Partieron al galope en la bruma. Pronto las formas negras del pueblo en ruinas se recortaron en el horizonte, siniestras y retorcidas, humeantes en algunos lugares.

—¡Por aquí! —gritó Emmanuel—. ¡Y mantengámonos alerta!

Los hospitalarios sujetaron sus lanzas con más fuerza y apretaron las enarmas de sus escudos, seguros de que el combate estaba próximo.

Aquí y allá yacían restos humanos: cuerpos sin cabeza o sin brazos, torsos y cráneos hendidos, atravesados de parte a parte, placas negras de sangre seca que lamían los chacales; amasijos de corazas y piezas de cuero, sembradas de anillas de hierro rotas y armas torcidas; heridas hirviendo de moscas y carnes despedazadas por las hienas. El aire estaba saturado de hedores y zumbidos, de gruñidos indistintos, de estertores de animales —o de hombres— agonizantes.

Un caballo que había perdido una pata se tambaleaba, despavorido. Los hospitalarios se dirigieron hacia una pequeña muralla de piedras grises de donde llegaban gemidos. Un ser cubierto de harapos, con la cara terrosa y la mirada enfebrecida, surgió de detrás del muro suplicando a gritos por su vida.

—¡Basta! —dijo Emmanuel—. ¡Cálmate!

No sabía si debía llamarlo «hombre», «loco» o «criatura». Emmanuel se acercó al desgraciado y lo observó. Sus ropas estaban hechas jirones, pero bajo el cuero lacerado de sus bragas se distinguían las vestiduras que los hospitalarios daban a sus subalternos, y en particular a los auxiliares.

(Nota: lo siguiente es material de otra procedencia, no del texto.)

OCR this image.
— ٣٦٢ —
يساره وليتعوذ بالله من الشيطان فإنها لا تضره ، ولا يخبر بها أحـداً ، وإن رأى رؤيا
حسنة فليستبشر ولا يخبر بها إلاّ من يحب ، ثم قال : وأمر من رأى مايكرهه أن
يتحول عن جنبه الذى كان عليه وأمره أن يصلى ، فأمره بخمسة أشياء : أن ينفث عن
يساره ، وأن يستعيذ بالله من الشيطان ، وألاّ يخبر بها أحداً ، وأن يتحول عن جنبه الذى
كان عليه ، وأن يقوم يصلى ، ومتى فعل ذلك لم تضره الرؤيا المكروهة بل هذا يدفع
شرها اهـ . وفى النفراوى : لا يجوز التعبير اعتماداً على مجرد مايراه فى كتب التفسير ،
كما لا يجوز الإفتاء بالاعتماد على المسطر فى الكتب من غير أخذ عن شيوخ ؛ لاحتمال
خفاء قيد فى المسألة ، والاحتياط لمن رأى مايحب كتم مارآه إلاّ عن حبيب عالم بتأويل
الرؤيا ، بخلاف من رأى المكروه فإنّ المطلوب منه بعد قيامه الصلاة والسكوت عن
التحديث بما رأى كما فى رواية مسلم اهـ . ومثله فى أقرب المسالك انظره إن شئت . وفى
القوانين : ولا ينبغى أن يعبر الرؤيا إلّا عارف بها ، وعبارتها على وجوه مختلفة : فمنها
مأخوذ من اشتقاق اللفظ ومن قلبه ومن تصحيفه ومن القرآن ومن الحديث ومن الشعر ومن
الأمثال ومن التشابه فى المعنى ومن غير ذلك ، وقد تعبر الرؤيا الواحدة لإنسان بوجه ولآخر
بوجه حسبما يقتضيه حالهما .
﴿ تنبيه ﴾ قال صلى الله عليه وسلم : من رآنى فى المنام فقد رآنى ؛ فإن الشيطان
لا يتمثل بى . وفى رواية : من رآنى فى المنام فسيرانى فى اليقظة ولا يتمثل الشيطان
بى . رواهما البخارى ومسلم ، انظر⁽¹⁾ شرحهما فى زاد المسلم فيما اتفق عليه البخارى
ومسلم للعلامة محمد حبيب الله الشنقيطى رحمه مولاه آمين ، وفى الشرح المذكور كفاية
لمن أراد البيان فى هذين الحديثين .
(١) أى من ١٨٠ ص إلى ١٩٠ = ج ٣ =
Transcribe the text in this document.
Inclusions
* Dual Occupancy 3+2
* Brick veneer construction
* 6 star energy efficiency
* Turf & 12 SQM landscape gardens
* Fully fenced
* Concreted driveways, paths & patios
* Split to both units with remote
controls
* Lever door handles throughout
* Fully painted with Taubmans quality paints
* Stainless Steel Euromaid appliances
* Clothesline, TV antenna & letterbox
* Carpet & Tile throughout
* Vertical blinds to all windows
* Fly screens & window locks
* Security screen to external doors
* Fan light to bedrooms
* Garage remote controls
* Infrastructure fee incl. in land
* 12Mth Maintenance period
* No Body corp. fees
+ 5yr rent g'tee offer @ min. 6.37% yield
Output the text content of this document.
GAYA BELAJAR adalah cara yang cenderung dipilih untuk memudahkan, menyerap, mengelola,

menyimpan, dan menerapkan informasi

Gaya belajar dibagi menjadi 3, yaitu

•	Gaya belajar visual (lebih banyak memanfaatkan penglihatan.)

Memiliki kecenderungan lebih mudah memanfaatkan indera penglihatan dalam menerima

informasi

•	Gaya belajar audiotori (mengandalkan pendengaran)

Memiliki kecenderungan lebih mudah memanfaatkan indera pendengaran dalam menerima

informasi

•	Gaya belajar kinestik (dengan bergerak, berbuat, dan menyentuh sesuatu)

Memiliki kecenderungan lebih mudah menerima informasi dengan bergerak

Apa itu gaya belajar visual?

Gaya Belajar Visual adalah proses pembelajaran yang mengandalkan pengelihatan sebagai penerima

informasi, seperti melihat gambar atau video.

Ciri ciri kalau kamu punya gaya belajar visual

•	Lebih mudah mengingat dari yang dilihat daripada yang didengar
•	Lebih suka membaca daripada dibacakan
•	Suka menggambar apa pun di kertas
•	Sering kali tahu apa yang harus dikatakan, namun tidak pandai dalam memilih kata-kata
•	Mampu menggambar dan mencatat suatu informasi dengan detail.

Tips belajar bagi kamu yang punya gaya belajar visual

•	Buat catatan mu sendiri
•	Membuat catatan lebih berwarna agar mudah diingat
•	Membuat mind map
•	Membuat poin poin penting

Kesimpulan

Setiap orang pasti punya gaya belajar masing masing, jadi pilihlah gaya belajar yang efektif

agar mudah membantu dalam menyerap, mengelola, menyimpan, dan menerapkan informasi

Al reconocerlo, por su manto negro, como un caballero del Hospital, el turcópolo se lanzó a los pies de Emmanuel y besó los cascos de su caballo. Emmanuel ordenó a uno de los hombres de la patrulla que lo subiera a su grupa, a falta de otra montura. Solo había cadáveres de caballos y de camellos, a los que los asesinos habían cortado las jorobas para divertirse. Emmanuel se preguntó qué debía hacer. ¿Buscar a otros supervivientes para socorrerlos? ¿Enterrar a los muertos? ¿Volver al Krak? ¿Buscar el oro?

«¿Qué hubiera hecho Morgennes en un caso como este?», se preguntó. E interpeló al único superviviente:

—¿Sabes quién os ha atacado?

El hombre sacudió vigorosamente la cabeza. No tenía ni idea. Pero señaló algunos cadáveres de turcos vestidos con un simple gambesón acolchado: asesinos, reconocibles porque en el torso o en el cráneo llevaban pintada una horrible mano blanca, símbolo del chiísmo.